A cobertura vegetal
do bioma Cerrado
atingia 97% do território do estado de Goiás, encontrando- se, atualmente, reduzida a 30%, em razão da ocupação antrópica
que se intensificou a partir da década de
1930, quando políticas de estímulo à ocupação do território (Centro-Oeste e Norte do país) foram efetivadas
estrategicamente pelo governo militar (SILVA; FERREIRA, 2011, p. 130).
A ocupação do território goiano,
em específico, foi deflagrada com a política de integração do Estado
Novo1 por meio da
Marcha para o Oeste, que visava à “expansão brasileira dentro de suas
fronteiras e recolocava o problema
da mão-de-obra necessária à coordenada conquista do interior do país” (PANDOLFI,1999, p. 69).

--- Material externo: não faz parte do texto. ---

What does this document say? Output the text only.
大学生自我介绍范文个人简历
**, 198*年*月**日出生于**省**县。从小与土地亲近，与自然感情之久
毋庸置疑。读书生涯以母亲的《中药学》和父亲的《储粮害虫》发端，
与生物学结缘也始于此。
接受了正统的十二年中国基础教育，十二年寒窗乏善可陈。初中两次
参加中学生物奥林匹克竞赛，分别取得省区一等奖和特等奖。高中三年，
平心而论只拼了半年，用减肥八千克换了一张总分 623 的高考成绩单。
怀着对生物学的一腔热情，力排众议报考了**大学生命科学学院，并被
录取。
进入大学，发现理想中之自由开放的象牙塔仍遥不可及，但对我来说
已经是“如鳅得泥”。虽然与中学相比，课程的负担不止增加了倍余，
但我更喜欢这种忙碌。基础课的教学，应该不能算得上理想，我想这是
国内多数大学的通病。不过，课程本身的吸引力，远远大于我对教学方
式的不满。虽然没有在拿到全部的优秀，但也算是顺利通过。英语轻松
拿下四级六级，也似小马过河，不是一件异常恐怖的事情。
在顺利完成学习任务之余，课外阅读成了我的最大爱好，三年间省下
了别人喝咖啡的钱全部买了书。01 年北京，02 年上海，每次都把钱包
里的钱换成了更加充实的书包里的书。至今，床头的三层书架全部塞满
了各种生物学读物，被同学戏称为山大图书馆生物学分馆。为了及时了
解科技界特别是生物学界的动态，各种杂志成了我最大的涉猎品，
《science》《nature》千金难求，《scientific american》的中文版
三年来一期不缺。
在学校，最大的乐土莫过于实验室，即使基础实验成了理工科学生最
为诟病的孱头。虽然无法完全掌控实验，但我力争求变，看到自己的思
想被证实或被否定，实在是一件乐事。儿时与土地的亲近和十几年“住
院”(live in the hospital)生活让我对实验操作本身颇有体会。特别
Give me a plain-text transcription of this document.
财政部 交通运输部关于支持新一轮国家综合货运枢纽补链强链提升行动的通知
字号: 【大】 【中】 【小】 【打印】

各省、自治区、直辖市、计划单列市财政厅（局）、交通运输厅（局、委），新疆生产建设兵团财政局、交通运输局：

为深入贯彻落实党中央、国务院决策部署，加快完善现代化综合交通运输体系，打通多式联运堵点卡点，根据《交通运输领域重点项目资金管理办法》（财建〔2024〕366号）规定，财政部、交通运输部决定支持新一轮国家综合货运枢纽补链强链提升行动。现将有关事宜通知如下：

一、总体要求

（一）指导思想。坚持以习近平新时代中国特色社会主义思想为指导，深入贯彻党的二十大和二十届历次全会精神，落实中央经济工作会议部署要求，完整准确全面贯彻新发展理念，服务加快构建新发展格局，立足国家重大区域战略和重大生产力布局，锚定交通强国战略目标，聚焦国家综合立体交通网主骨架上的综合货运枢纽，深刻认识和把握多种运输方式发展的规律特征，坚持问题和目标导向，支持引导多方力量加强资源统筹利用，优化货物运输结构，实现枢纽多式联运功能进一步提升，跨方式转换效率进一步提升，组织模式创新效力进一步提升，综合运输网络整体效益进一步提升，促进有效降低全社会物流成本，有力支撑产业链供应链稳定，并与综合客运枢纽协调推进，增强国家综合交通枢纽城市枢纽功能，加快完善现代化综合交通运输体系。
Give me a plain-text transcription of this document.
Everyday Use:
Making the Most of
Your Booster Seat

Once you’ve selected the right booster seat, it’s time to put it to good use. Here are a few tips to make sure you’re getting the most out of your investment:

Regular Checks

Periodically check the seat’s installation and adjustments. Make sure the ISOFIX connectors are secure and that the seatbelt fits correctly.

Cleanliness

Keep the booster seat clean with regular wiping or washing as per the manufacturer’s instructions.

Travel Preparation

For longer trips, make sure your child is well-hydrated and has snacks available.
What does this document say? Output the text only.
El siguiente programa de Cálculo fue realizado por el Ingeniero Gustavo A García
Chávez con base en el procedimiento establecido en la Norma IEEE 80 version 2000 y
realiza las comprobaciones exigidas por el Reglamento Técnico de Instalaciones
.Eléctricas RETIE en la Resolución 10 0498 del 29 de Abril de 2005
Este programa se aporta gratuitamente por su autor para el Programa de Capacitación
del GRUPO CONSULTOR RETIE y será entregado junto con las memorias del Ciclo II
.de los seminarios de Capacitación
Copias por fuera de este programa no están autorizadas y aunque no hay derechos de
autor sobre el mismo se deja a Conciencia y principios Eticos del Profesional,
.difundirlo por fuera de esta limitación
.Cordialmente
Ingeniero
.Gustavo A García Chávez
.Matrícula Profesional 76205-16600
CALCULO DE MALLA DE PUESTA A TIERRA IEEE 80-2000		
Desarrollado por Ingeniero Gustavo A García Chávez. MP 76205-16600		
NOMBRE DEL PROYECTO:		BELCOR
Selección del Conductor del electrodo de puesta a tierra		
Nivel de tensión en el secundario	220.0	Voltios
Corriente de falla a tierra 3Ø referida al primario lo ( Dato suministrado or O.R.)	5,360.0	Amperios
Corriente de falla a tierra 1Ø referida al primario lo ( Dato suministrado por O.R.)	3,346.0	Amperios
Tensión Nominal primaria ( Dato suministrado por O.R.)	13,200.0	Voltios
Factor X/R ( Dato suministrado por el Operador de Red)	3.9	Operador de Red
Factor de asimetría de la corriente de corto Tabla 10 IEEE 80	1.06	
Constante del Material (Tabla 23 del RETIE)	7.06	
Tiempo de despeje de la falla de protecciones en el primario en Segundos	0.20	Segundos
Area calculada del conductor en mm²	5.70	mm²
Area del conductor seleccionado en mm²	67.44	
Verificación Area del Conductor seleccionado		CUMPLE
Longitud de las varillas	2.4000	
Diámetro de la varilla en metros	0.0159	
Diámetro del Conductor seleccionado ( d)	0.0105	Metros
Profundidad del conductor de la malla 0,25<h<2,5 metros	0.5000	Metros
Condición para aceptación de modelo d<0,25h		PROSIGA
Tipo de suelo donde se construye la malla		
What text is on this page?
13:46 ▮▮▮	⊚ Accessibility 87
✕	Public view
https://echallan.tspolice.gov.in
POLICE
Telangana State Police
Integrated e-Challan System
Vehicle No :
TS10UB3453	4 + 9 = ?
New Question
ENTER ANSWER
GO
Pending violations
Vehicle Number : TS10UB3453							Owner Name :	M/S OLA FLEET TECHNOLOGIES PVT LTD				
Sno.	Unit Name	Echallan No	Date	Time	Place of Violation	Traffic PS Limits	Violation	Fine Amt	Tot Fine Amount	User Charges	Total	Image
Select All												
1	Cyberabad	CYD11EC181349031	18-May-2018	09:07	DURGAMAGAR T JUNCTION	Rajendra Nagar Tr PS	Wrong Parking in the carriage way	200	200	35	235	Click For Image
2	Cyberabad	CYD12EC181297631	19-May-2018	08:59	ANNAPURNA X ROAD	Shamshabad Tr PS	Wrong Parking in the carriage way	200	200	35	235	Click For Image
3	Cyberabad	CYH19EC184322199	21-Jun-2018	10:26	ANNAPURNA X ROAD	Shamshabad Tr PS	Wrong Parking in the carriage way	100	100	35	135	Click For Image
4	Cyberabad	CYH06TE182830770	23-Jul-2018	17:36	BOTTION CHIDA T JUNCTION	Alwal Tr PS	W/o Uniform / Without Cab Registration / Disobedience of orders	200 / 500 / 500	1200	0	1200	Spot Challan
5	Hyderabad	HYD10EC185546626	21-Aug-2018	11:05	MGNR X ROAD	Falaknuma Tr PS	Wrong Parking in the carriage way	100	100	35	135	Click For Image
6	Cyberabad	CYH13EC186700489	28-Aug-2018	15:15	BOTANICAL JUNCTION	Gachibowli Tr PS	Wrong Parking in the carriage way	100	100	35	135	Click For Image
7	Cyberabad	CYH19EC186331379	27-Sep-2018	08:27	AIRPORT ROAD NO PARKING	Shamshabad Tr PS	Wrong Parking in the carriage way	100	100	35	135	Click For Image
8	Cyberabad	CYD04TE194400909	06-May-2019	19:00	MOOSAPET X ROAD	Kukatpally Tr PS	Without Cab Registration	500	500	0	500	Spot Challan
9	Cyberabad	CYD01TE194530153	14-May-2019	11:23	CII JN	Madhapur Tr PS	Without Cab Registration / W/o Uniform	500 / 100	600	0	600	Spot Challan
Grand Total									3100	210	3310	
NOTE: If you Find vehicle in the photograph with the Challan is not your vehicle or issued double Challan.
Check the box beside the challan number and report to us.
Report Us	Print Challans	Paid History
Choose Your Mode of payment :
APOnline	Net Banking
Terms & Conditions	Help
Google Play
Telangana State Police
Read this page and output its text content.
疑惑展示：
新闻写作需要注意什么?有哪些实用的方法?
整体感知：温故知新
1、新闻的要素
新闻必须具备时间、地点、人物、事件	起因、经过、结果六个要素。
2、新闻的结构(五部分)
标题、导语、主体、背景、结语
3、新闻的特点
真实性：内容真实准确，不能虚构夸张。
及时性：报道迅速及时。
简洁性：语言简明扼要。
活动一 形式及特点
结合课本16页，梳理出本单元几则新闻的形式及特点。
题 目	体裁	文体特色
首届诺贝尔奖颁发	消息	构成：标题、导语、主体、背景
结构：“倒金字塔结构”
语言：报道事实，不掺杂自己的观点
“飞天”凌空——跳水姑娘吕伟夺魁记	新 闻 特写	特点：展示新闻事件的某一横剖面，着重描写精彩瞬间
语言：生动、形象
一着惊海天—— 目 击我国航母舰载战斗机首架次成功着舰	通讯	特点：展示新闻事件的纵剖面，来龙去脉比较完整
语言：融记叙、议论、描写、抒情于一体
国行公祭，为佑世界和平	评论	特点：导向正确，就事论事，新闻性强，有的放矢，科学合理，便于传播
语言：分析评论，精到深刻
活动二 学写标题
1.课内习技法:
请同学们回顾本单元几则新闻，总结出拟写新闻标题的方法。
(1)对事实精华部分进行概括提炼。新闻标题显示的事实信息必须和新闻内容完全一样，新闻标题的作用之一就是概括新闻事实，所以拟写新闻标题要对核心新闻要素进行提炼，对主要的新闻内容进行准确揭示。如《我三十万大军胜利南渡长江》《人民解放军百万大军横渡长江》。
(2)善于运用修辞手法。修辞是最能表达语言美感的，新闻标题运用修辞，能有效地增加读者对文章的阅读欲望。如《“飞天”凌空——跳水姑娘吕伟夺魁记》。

O estado de Goiás figurou na
agenda política do governo Vargas como prioridade
nacional. A ocupação da região fazia parte de um projeto que buscava articular as regiões produtivas do estado e sua
aproximação aos grandes centros urbanos. A modernização da região e a expansão
da economia agrícola seguiu o ritmo de produção capitalista que se instalara no País (OLIVEIRA; CHAVEIRO; OLIVEIRA, 2009, p. 228).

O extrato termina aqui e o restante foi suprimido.